¡Qué llega el amado! Normalmente suele ser la amada. Cuando en las bodas uno espera junto al novio y la madrina, junto al altar, la que suele retrasarse es la novia. No sé quién difundió la idea de que si la novia llega tarde significa buena suerte, eso sólo significan retrasos. Algún minutillo es normal, pero he tenido bodas en las que la novia se ha retrasado hasta 43 minutazos. Hemos estado a punto de casar al novio con otra, las niñas de las arras encontraban novio, los invitados iban extendiendo paté de salmón en rodajas de banco,… un desastre. Y cuando llega la novia diciendo: “No ha sido culpa mía, ha sido culpa de la peluquera”, pues todos contentos de haber ganado la partida -una vez más-, a la liga de peluqueras contra las bodas religiosas. Pero es verdad que una vez que llega la novia el tiempo de espera se olvida. Sólo en una boda llegó más tarde el novio y creo que todavía no se lo han perdonado.

“¡Levántate, amada mía, hermosa mía, ven a mí! Paloma mía, que anidas en los huecos de la peña, en las grietas del barranco, déjame ver tu figura, déjame escuchar tu voz, porque es muy dulce tu voz, y es hermosa tu figura” Estamos a un paso de la Navidad, pero seguimos en Adviento. parece que el Señor se retrasa, pero llegará cuando deba llegar. No estaría nada bien que la novia llegase un cuarto de hora antes a su boda y que al llegar los invitados hubiera acabado la ceremonia. Y tenemos que tener el ansia de verle, que nuestra espera sea como la del novio a la novia. Esperamos al que amamos y nos ama. No podemos permanecer tumbados a la bartola, dejando que el polvo del camino y del tiempo nos cubra. Tenemos que estar siempre lustrosos, de alma y cuerpo, recién afeitados y duchados, para que el Señor nos encuentre así. Una vez que llegue se nos pasarán todos los nervios de la espera, al igual que el que estuviese seguro que mañana le tocará la lotería se le olvidaría el día de hoy, de tensa espera.

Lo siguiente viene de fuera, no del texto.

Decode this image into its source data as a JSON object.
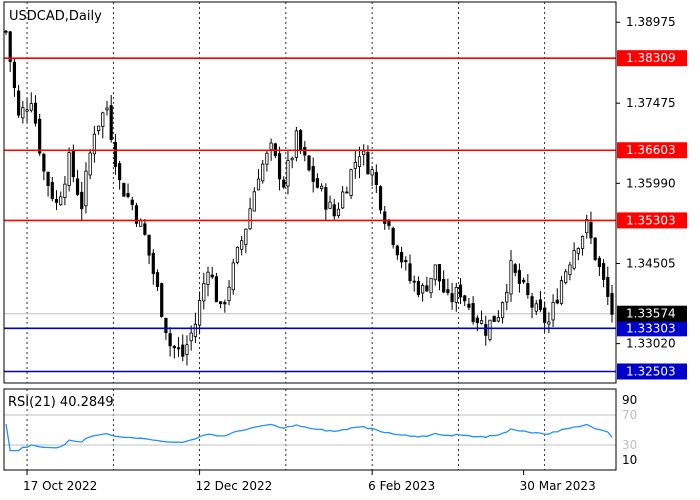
{
  "chart_data": {
    "type": "candlestick",
    "title": "USDCAD,Daily",
    "price_axis": {
      "ylim": [
        1.3229,
        1.3935
      ],
      "tick_labels": [
        "1.38975",
        "1.37475",
        "1.35990",
        "1.34505",
        "1.33020"
      ],
      "tick_values": [
        1.38975,
        1.37475,
        1.3599,
        1.34505,
        1.3302
      ]
    },
    "current_price": {
      "value": 1.33574,
      "label": "1.33574"
    },
    "levels": [
      {
        "value": 1.38309,
        "label": "1.38309",
        "color": "#ff0000"
      },
      {
        "value": 1.36603,
        "label": "1.36603",
        "color": "#ff0000"
      },
      {
        "value": 1.35303,
        "label": "1.35303",
        "color": "#ff0000"
      },
      {
        "value": 1.33303,
        "label": "1.33303",
        "color": "#0000cd"
      },
      {
        "value": 1.32503,
        "label": "1.32503",
        "color": "#0000cd"
      }
    ],
    "x_labels": [
      "17 Oct 2022",
      "12 Dec 2022",
      "6 Feb 2023",
      "30 Mar 2023"
    ],
    "candle_count": 145,
    "close_path": [
      [
        0,
        1.388
      ],
      [
        3,
        1.372
      ],
      [
        6,
        1.376
      ],
      [
        9,
        1.362
      ],
      [
        12,
        1.356
      ],
      [
        15,
        1.364
      ],
      [
        18,
        1.356
      ],
      [
        21,
        1.37
      ],
      [
        24,
        1.374
      ],
      [
        27,
        1.36
      ],
      [
        30,
        1.356
      ],
      [
        33,
        1.35
      ],
      [
        36,
        1.34
      ],
      [
        39,
        1.33
      ],
      [
        42,
        1.328
      ],
      [
        45,
        1.334
      ],
      [
        48,
        1.345
      ],
      [
        51,
        1.336
      ],
      [
        54,
        1.344
      ],
      [
        57,
        1.352
      ],
      [
        60,
        1.362
      ],
      [
        63,
        1.366
      ],
      [
        66,
        1.36
      ],
      [
        69,
        1.368
      ],
      [
        72,
        1.362
      ],
      [
        75,
        1.358
      ],
      [
        78,
        1.354
      ],
      [
        81,
        1.36
      ],
      [
        84,
        1.366
      ],
      [
        87,
        1.362
      ],
      [
        90,
        1.354
      ],
      [
        93,
        1.348
      ],
      [
        96,
        1.342
      ],
      [
        99,
        1.34
      ],
      [
        102,
        1.344
      ],
      [
        105,
        1.338
      ],
      [
        108,
        1.34
      ],
      [
        111,
        1.336
      ],
      [
        114,
        1.333
      ],
      [
        117,
        1.336
      ],
      [
        120,
        1.344
      ],
      [
        123,
        1.34
      ],
      [
        126,
        1.336
      ],
      [
        129,
        1.334
      ],
      [
        132,
        1.342
      ],
      [
        135,
        1.348
      ],
      [
        138,
        1.352
      ],
      [
        141,
        1.344
      ],
      [
        144,
        1.336
      ]
    ],
    "rsi": {
      "label": "RSI(21) 40.2849",
      "ylim": [
        0,
        100
      ],
      "levels": [
        70,
        30
      ],
      "axis_labels": [
        "90",
        "10"
      ],
      "level_labels": [
        "70",
        "30"
      ],
      "current": 40.2849
    },
    "colors": {
      "candle": "#000000",
      "grid": "#000000",
      "rsi_line": "#1e90ff",
      "current_price_line": "#c0c0c0"
    }
  }
}
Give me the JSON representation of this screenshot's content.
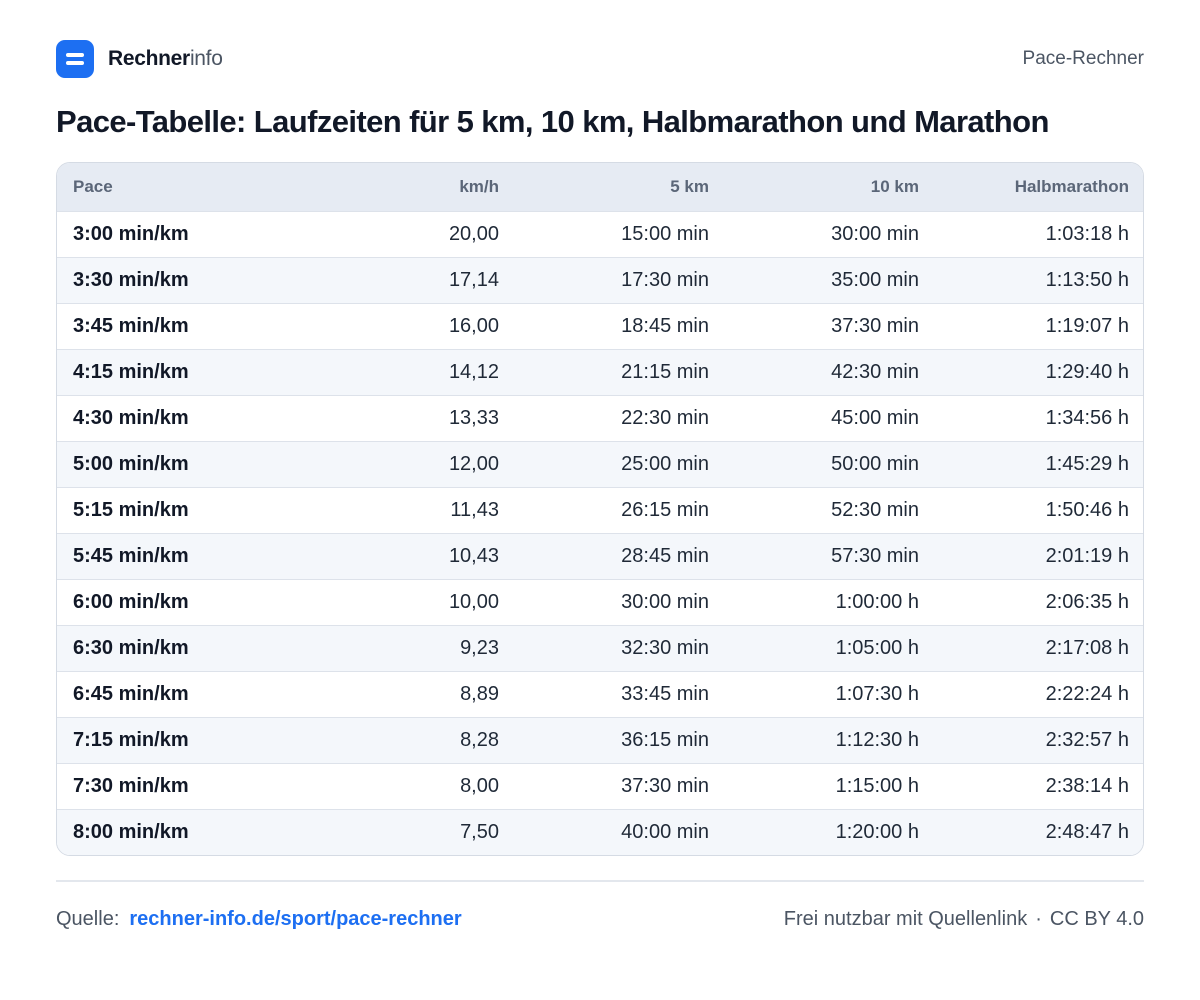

¿Y cómo sabemos que el Señor vendrá? ¿Qué no nos dejará “compuestos y sin novio” al pie del altar? Pues porque el Señor ya ha venido y se acerca a nosotros cada día. “En cuanto Isabel oyó el saludo de María, saltó la criatura en su vientre. Se llenó Isabel del Espíritu Santo y dijo a voz en grito: – «¡Bendita tú entre las mujeres, y bendito el fruto de tu vientre! ¿Quién soy yo para que me visite la madre de mi Señor?” No somos nosotros los que hacemos un arduo camino para llegar hasta Dios, para permitirle que venga. Él ha querido acercarse a los hombres de una manera impensable para nosotros. Es Jesús el que se acerca -junto con su Madre-, y nos hace saltar de alegría. La espera del Adviento es una espera que busca. Encontramos a Cristo encima de nuestros altares, en los momentos de reconciliación, en la vivencia heroica de la caridad, en la oración silenciosa y en la oración hecha vida. Encontramos a Dios en tantas almas buenas, nobles, entregadas, generosas. Vemos las huellas de Dios en las madres buenas, en los sacrificios silenciosos, en los pobres de espíritu y de ropa. Sólo hay que tener abiertos los ojos y los oídos para escuchar “¡Oíd, que llega mi amado, saltando sobre los montes, brincando por los collados!”

Nos pondrán mil luces y cien mil músicas para que no escuchemos, pero aún estamos a tiempo de afinar el oído y escuchar a ese Dios que viene. Si no lo descubres mira a la Madre, ella no se trae a sí misma, nos trae la salvación.